Sergeant Roger is still very much alive willing to sing like canary about his escapades as the 'agent of death' in that government, with compulsive intention to mention the names of accomplices. There are 'lucky' victims and other living witnesses to the very callous and animalistic activities of those years of 'insanity' called the Abacha years and one is sure that their eyes would be swollen with tears not for their agony in the hands of the predator Abacha and his boys but for the unforgivable massive leakage of the bag in the brain of those Nigerians, who knowing the truth deliberately chose the path of falsehood.

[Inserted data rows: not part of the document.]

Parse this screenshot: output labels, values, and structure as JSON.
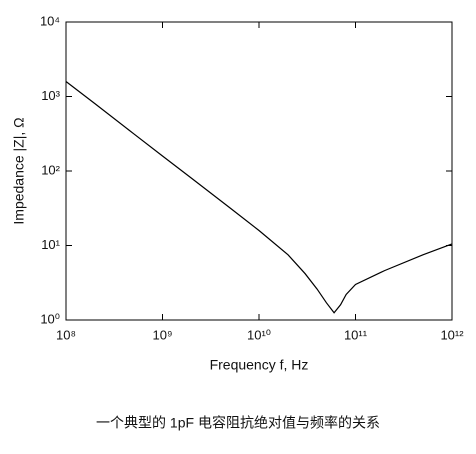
{
  "chart_data": {
    "type": "line",
    "x_label": "Frequency f, Hz",
    "y_label": "Impedance |Z|, Ω",
    "caption": "一个典型的 1pF 电容阻抗绝对值与频率的关系",
    "x": [
      100000000,
      200000000,
      500000000,
      1000000000,
      2000000000,
      5000000000,
      10000000000,
      20000000000,
      30000000000,
      40000000000,
      50000000000,
      60000000000,
      70000000000,
      80000000000,
      100000000000,
      200000000000,
      500000000000,
      1000000000000
    ],
    "series": [
      {
        "color": "#000000",
        "values": [
          1590,
          800,
          318,
          159,
          80,
          32,
          15.9,
          7.5,
          4.2,
          2.6,
          1.7,
          1.25,
          1.6,
          2.2,
          3.0,
          4.6,
          7.5,
          10.5
        ]
      }
    ],
    "xscale": "log",
    "yscale": "log",
    "xlim": [
      100000000,
      1000000000000
    ],
    "ylim": [
      1,
      10000
    ],
    "xticks": [
      {
        "value": 100000000,
        "label": "10⁸"
      },
      {
        "value": 1000000000,
        "label": "10⁹"
      },
      {
        "value": 10000000000,
        "label": "10¹⁰"
      },
      {
        "value": 100000000000,
        "label": "10¹¹"
      },
      {
        "value": 1000000000000,
        "label": "10¹²"
      }
    ],
    "yticks": [
      {
        "value": 1,
        "label": "10⁰"
      },
      {
        "value": 10,
        "label": "10¹"
      },
      {
        "value": 100,
        "label": "10²"
      },
      {
        "value": 1000,
        "label": "10³"
      },
      {
        "value": 10000,
        "label": "10⁴"
      }
    ],
    "grid": false
  }
}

These Nigerians are of two categories; the mischievous former Nigerian leaders, who out of mental idleness decided that 2008 is the year to turn Sani Abacha into a martyr. On the other side of the divide are the outright ignorant public, who are always willing megaphone of political slandering. For the latter, there is forgiveness, because, it is obvious that human wisdom could be limited by lack of intellectualism but for those privileged few who have had the great opportunity to 'tell it as it is' and chose to do otherwise, the heart bleeds for mother Nigeria. One still wonders what the families of Alex Ibru, Abraham Adesanya, Olusegun Osoba, Olu Onagoruwa and their likes or other families like those of Kudirat Abiola, Alfred Rewane, Omatsola and so on would say to the current craze to hang the picture of Abacha in the hall of fame. It is doubtful if the families of the Ogoni nine will forget in a hurry the callous execution of their sons, including Ken Saro Wiwa on November 10, 1995.

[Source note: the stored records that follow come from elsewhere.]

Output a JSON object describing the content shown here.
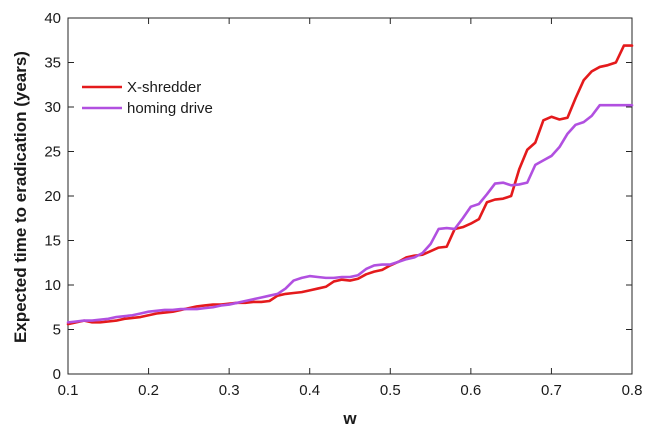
{
  "chart_data": {
    "type": "line",
    "title": "",
    "xlabel": "w",
    "ylabel": "Expected time to eradication (years)",
    "xlim": [
      0.1,
      0.8
    ],
    "ylim": [
      0,
      40
    ],
    "xticks": [
      0.1,
      0.2,
      0.3,
      0.4,
      0.5,
      0.6,
      0.7,
      0.8
    ],
    "yticks": [
      0,
      5,
      10,
      15,
      20,
      25,
      30,
      35,
      40
    ],
    "xtick_labels": [
      "0.1",
      "0.2",
      "0.3",
      "0.4",
      "0.5",
      "0.6",
      "0.7",
      "0.8"
    ],
    "ytick_labels": [
      "0",
      "5",
      "10",
      "15",
      "20",
      "25",
      "30",
      "35",
      "40"
    ],
    "grid": false,
    "legend_position": "top-left",
    "series": [
      {
        "name": "X-shredder",
        "color": "#e41a1c",
        "x": [
          0.1,
          0.11,
          0.12,
          0.13,
          0.14,
          0.15,
          0.16,
          0.17,
          0.18,
          0.19,
          0.2,
          0.21,
          0.22,
          0.23,
          0.24,
          0.25,
          0.26,
          0.27,
          0.28,
          0.29,
          0.3,
          0.31,
          0.32,
          0.33,
          0.34,
          0.35,
          0.36,
          0.37,
          0.38,
          0.39,
          0.4,
          0.41,
          0.42,
          0.43,
          0.44,
          0.45,
          0.46,
          0.47,
          0.48,
          0.49,
          0.5,
          0.51,
          0.52,
          0.53,
          0.54,
          0.55,
          0.56,
          0.57,
          0.58,
          0.59,
          0.6,
          0.61,
          0.62,
          0.63,
          0.64,
          0.65,
          0.66,
          0.67,
          0.68,
          0.69,
          0.7,
          0.71,
          0.72,
          0.73,
          0.74,
          0.75,
          0.76,
          0.77,
          0.78,
          0.79,
          0.8
        ],
        "y": [
          5.6,
          5.8,
          6.0,
          5.8,
          5.8,
          5.9,
          6.0,
          6.2,
          6.3,
          6.4,
          6.6,
          6.8,
          6.9,
          7.0,
          7.2,
          7.4,
          7.6,
          7.7,
          7.8,
          7.8,
          7.9,
          8.0,
          8.0,
          8.1,
          8.1,
          8.2,
          8.8,
          9.0,
          9.1,
          9.2,
          9.4,
          9.6,
          9.8,
          10.4,
          10.6,
          10.5,
          10.7,
          11.2,
          11.5,
          11.7,
          12.2,
          12.6,
          13.1,
          13.3,
          13.4,
          13.8,
          14.2,
          14.3,
          16.3,
          16.5,
          16.9,
          17.4,
          19.3,
          19.6,
          19.7,
          20.0,
          23.0,
          25.2,
          26.0,
          28.5,
          28.9,
          28.6,
          28.8,
          31.0,
          33.0,
          34.0,
          34.5,
          34.7,
          35.0,
          36.9,
          36.9
        ]
      },
      {
        "name": "homing drive",
        "color": "#b150e0",
        "x": [
          0.1,
          0.11,
          0.12,
          0.13,
          0.14,
          0.15,
          0.16,
          0.17,
          0.18,
          0.19,
          0.2,
          0.21,
          0.22,
          0.23,
          0.24,
          0.25,
          0.26,
          0.27,
          0.28,
          0.29,
          0.3,
          0.31,
          0.32,
          0.33,
          0.34,
          0.35,
          0.36,
          0.37,
          0.38,
          0.39,
          0.4,
          0.41,
          0.42,
          0.43,
          0.44,
          0.45,
          0.46,
          0.47,
          0.48,
          0.49,
          0.5,
          0.51,
          0.52,
          0.53,
          0.54,
          0.55,
          0.56,
          0.57,
          0.58,
          0.59,
          0.6,
          0.61,
          0.62,
          0.63,
          0.64,
          0.65,
          0.66,
          0.67,
          0.68,
          0.69,
          0.7,
          0.71,
          0.72,
          0.73,
          0.74,
          0.75,
          0.76,
          0.77,
          0.78,
          0.79,
          0.8
        ],
        "y": [
          5.8,
          5.9,
          6.0,
          6.0,
          6.1,
          6.2,
          6.4,
          6.5,
          6.6,
          6.8,
          7.0,
          7.1,
          7.2,
          7.2,
          7.3,
          7.3,
          7.3,
          7.4,
          7.5,
          7.7,
          7.8,
          8.0,
          8.2,
          8.4,
          8.6,
          8.8,
          9.0,
          9.6,
          10.5,
          10.8,
          11.0,
          10.9,
          10.8,
          10.8,
          10.9,
          10.9,
          11.1,
          11.8,
          12.2,
          12.3,
          12.3,
          12.6,
          12.9,
          13.1,
          13.6,
          14.6,
          16.3,
          16.4,
          16.3,
          17.5,
          18.8,
          19.1,
          20.2,
          21.4,
          21.5,
          21.2,
          21.3,
          21.5,
          23.5,
          24.0,
          24.5,
          25.5,
          27.0,
          28.0,
          28.3,
          29.0,
          30.2,
          30.2,
          30.2,
          30.2,
          30.2
        ]
      }
    ]
  }
}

Of particular reference is the disgusting public utterances of three former Heads of State, all of Northern stock who tried fruitlessly to convince our nation that Abacha served his fatherland leaving impeachable and flawless legacies, yet according to The Guardian newspaper of July 15, 2002, the Swiss Banks in an out of court settlement offered to return $535 million with the condition that the Federal Government would drop all criminal charges against the former Head of State and members of his family. According to the report, he was accused of stealing about $3 billion prior to his five-year rule in 1995.

A couple of principal actors in that infamous government are currently writing books and memoirs to render account of their roles in the June 12 saga and one expects that more expose of the internal working of that government would be revealed as time goes on. The sacking of the Interim Government of Ernest Shonekan by Abacha and his cronies and the subsequent incarceration of top echelon of his own cabinet, such as General Oladipo Diya, General Abdulkarim Adisa, General Tajudeen Olanrewaju and others outside the government such as Olusegun Obasanjo, Shehu Musa Yar'Adua, Kokori and others are all indications that while it lasted, all was not well with either Abacha or his government.

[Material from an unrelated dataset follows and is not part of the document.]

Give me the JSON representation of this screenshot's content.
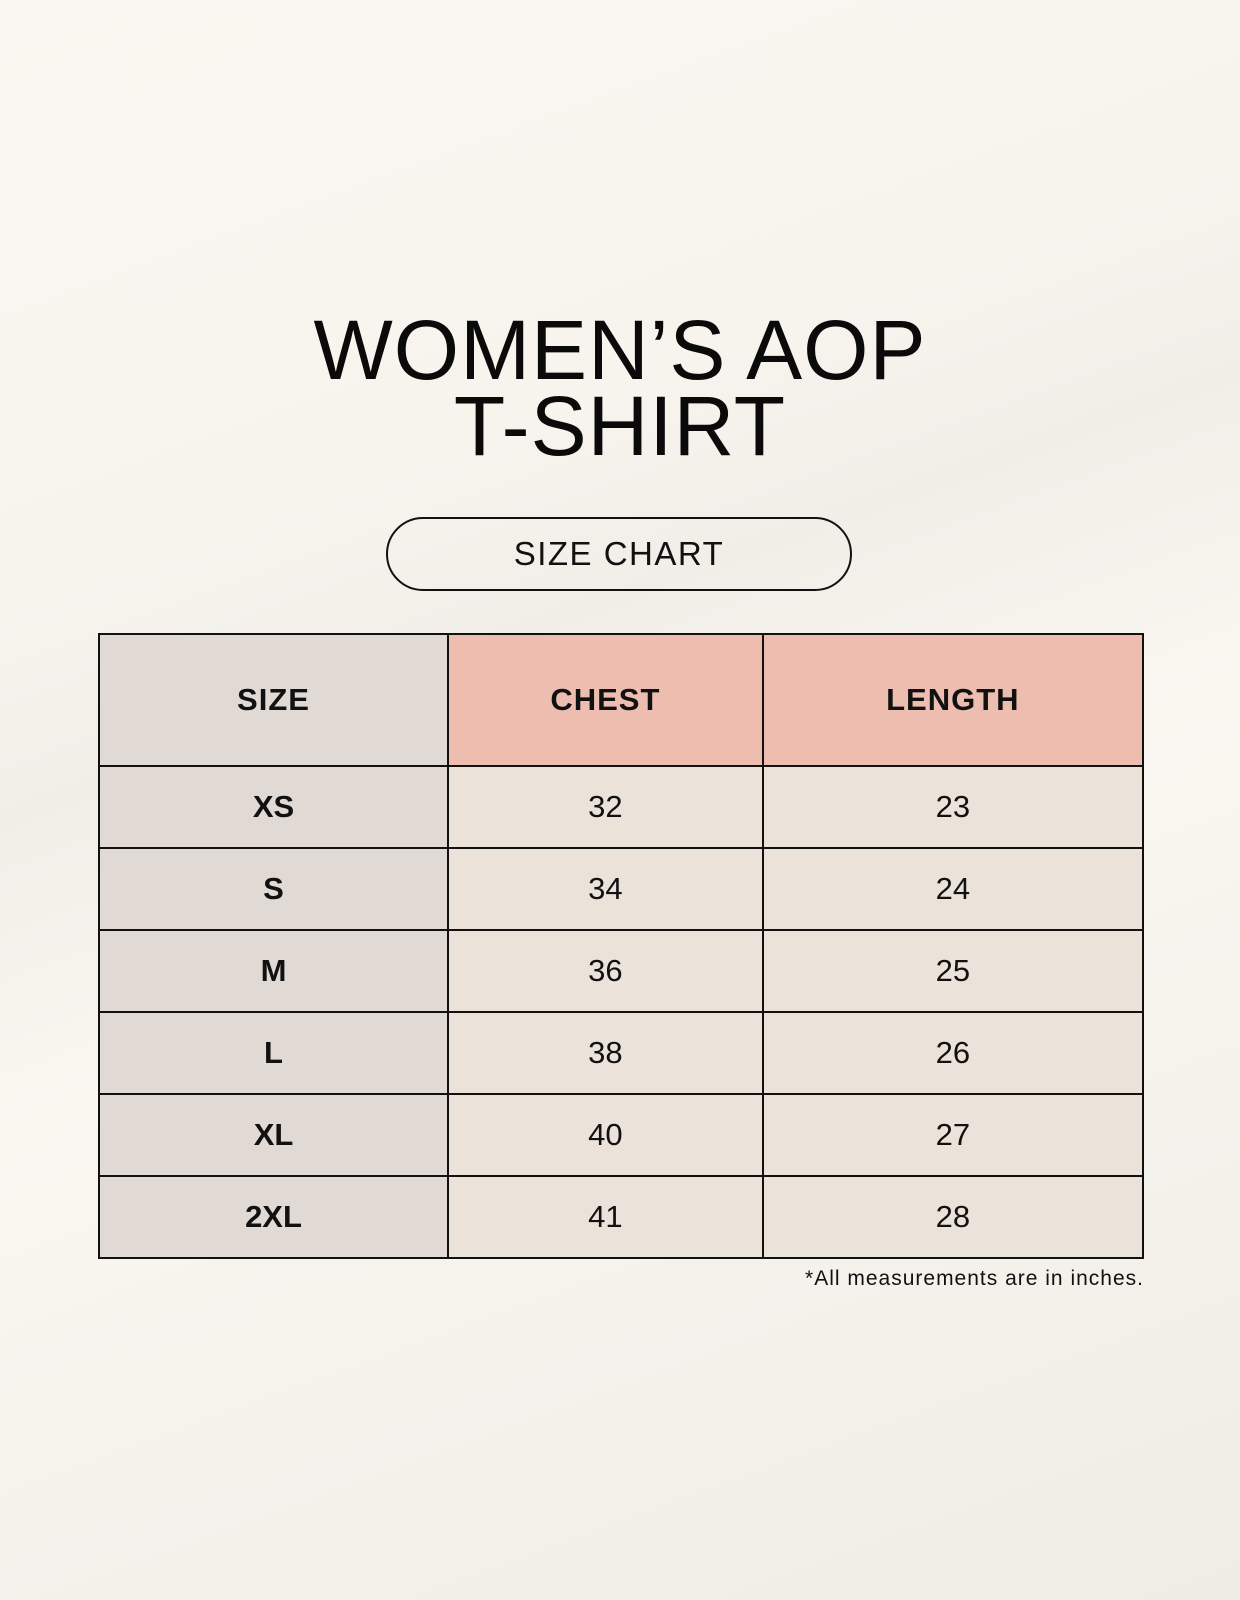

The alleged use of lethal injection that led to the demise of Shehu Yar'Adua is also part of the 'clean bill of health' that the trio of Ibrahim Badamosi Babangida, Abdulsalami Abubakar and Muhammadu Buhari are trying to give to Sani Abacha.

The action of these three elder statesmen is tantamount to covering the eyes of the nation with a yoke with the intent to read history in the reverse. It is nothing but an 'unspeakable act' on the part of men who have had the opportunity of ruling this nation and should therefore relish in the honour of remaining quiet when there is no sensible thing to talk about.

While the Abacha family reserves the inalienable right to remember and celebrate a decade of the demise of their patriarch, it is sheer fraud for anybody to use such solemn occasion to paint Abacha in an undeservedly cleaner colour, thereby deceiving the nation and trying to distort facts and history.